University officials said the $505 million to be raised by the tuition increases is needed to prevent even deeper cuts than those already made because of California's persistent financial crisis.
Protesting students said the hike will hurt working and middle-class students who benefit from state-funded education.
While well-intentioned, the students are failing to recognize the simple economics of education. Students demand education--therefore there is a demand curve for education(click the diagram to the right) that is downward sloping: some are willing and able to pay more than others. Private educators are willing to supply education, but it is costly (Private Tuition).
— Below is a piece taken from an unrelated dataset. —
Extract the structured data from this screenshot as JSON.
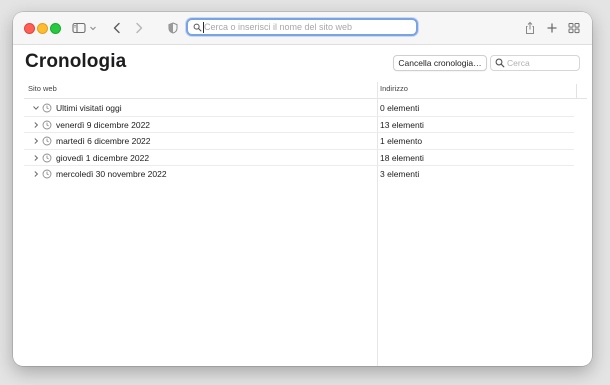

For a variety of reasons--affordable access to education, reduced crime, increased productivity--society, through state and federal tax revenues is willing to subsidize education thereby reducing the costs of education (Spublic). This downward shift in the supply of education decreases tuition (Public Tuition) and increases the number of people willing and able to get an education.
So what happens when the state reduces the subsidy, as California is currently doing? Starting from the fully subsidized situation (Spublic ), the reduced subsidy will shift the supply curve back to the left raising the market clearing price of education (Current Tuition + hike) and reducing the number of number of people receiving an education from Qbefore to Q+hike. Not only are fewer people educated, but those losing access to education are those with the lowest willingness to pay OR ability to pay. And this is where the protests come in. The increased tuition reduces education among those with the lowest ability to pay. Sounds protest-worthy, right?
But, what happens if tuition isn't raised in the face of the reduced subsidy? In that case, the price of education would stay at the current Public Tuition level in the diagram, but the supply curve still shifts left (actually up) by the amount of the reduced subsidy. If tuition doesn't rise, the quantity of education supplied at the current tuition would be less than if tuition rises (Qnohike in the diagram).
Contrary to the tuition hike case, it would then be a crap shoot as to which students lose out on education, but the end result in unambiguous: a successful protest for no tuition hikes (assuming state funding for education is cut) will result in less total education than allowing tuition to rise.
Is that really what the protesters have in mind?